Postdoctoral Fellows
Kristen Berendzen, MD, PhD
Kristen received her bachelor’s degree from Vanderbilt University in Neuroscience and Art History. After working for a few years, she moved to San Diego and started the M.D./Ph.D. program at UCSD. She did her graduate work in Andrew Dillin’s lab, studying non-autonomous regulation of cellular stress responses in C. elegans. Kristen identified a neuroendocrine pathway that acts to regulate mitochondrial chaperone expression and metabolism in various tissues in response to neuronal stress. In the Manoli lab, she is interested in understanding social isolation stress, using a combination of molecular genetics, comparative genomics, and behavioral analyses.
Kim Long, PhD
Kim received B.S. degrees from Indiana University in Biology and French. She completed an honors thesis in the lab of Dr. Gregory Demas, in which she explored the crosstalk between the immune and reproductive systems in the Siberian hamster. She then did her graduate work at the University of California, Berkeley, in Daniela Kaufer’s lab. There, she studied the contribution of oligodendrocytes and myelin to stress-induced anxiety and discovered that increased oligodendrogenesis in the hippocampus may contribute to an individual’s behavioral response to stress. In the Manoli lab, she is investigating the dynamics and plasticity of neural activity across the time course of pair bonding. Outside the lab, you can find Kim chasing a plastic disc around a field with her ultimate frisbee team Nightlock.
Shuyu Wang, MD, PhD
Shuyu completed her A.B. in Chemistry at Harvard College and her M.Phil in Chemistry at the University of Cambridge, where she studied the structural biology of DNA damage repair proteins and the biophysics of misfolding- and aggregation-prone proteins, respectively. She then pursued the MD/PhD program at Harvard Medical School. Her PhD research in David Sabatini’s lab at the Whitehead Institute, MIT focused on the mechanisms of amino acid sensing by the mTOR pathway. During her final year of medical school, she began to explore her burgeoning interests in neuroscience and computational methods in Evan Macosko’s lab at the Broad Institute. At UCSF, she is currently entering her fourth and final year as a psychiatry resident. In the Manoli lab, she is interested in developing automated methods for unbiased social behavior detection and in dissecting the pathways and circuits that underlie pair bond formation at the single cell level. She is ultimately interested in understanding the impact of environmental perturbations on postnatal brain development and social function. Shuyu developed an affinity for (spectating) rowing in Cambridge, UK and is a proud alumna of the MIT Rowing Club in Cambridge, MA – nothing is more peaceful than an early morning spent gliding across calm waters.
Graduate Students
Nerissa Hoglen
Nerissa received B.S. degrees in Engineering & Applied Science and English from Caltech.

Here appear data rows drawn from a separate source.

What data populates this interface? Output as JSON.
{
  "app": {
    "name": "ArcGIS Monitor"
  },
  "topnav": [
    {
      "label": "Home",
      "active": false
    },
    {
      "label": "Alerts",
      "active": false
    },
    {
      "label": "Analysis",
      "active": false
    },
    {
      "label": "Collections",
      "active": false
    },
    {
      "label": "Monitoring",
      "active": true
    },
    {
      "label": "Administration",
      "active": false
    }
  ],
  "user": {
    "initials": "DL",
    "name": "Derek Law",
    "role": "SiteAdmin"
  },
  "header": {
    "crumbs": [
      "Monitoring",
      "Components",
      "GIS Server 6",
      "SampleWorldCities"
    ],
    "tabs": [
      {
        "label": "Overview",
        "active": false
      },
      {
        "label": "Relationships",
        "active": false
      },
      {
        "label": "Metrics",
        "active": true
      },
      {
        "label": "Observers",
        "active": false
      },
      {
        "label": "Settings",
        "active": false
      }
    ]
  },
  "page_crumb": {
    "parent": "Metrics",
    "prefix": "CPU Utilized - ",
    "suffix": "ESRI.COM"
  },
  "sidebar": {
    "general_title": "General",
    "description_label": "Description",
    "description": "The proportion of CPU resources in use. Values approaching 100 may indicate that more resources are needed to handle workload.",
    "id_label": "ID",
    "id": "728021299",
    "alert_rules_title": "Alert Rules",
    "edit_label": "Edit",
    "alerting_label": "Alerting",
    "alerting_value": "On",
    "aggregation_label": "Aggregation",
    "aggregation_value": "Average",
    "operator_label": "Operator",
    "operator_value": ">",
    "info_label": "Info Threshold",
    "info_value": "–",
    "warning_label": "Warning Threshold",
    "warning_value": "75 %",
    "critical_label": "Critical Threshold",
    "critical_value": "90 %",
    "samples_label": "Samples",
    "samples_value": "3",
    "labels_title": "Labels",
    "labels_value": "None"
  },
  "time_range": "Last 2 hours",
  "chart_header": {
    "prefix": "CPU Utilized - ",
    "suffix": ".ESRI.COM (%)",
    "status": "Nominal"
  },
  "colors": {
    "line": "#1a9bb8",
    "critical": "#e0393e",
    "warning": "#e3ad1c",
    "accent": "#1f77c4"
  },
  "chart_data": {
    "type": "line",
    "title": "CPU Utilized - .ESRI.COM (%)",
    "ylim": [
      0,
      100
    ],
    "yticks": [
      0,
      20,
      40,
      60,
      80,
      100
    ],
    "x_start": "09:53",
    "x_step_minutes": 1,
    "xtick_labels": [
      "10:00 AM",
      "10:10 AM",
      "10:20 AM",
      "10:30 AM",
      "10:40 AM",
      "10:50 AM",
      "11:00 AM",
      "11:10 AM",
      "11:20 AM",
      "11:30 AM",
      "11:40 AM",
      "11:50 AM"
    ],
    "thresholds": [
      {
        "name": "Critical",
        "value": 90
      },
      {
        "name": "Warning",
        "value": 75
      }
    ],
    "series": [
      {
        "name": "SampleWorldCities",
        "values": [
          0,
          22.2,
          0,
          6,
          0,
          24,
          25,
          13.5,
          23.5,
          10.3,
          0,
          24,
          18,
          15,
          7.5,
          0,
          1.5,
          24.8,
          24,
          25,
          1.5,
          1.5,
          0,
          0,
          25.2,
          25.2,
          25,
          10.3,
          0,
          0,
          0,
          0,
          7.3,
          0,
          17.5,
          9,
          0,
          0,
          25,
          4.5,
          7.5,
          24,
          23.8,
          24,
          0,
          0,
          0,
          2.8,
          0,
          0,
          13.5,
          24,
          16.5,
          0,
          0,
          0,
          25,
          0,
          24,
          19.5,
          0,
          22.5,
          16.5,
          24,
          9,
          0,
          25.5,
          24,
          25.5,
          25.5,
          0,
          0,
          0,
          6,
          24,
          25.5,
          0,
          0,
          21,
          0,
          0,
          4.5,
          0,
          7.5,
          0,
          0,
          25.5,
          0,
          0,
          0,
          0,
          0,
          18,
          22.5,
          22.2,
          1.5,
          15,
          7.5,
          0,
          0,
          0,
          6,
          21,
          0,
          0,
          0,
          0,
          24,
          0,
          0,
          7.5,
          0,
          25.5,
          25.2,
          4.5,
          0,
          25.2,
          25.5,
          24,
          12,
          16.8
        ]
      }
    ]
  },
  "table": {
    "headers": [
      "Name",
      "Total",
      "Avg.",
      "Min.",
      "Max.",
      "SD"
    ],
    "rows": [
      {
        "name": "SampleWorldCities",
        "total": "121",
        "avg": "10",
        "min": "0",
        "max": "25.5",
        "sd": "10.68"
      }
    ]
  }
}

One of those degrees is abbreviated En, the other is Eng, and she is still not sure which one is which. Nerissa is interested in the neural basis of communication, particularly how representations of sensory signals differ in different social contexts and how those variable representations drive flexible behaviors. In the Manoli lab, she is investigating varying representations of vocalizations in parental and bonded prairie voles.
Alex Keip
Alex received his B.S. in Psychology from the University of Minnesota, where he also worked as an RA studying how perturbations to cholinergic signaling impact reward sensitivity. Following undergrad, Alex worked as a postgraduate researcher at Yale University. At Yale, Alex studied the roles of OFC circuits in drug-seeking/taking behaviors. Alex is currently a graduate student in the Neuroscience Graduate Program at UCSF. His research interests include the molecular and circuit-level mechanisms that contribute to behavior and neuropsychiatric conditions.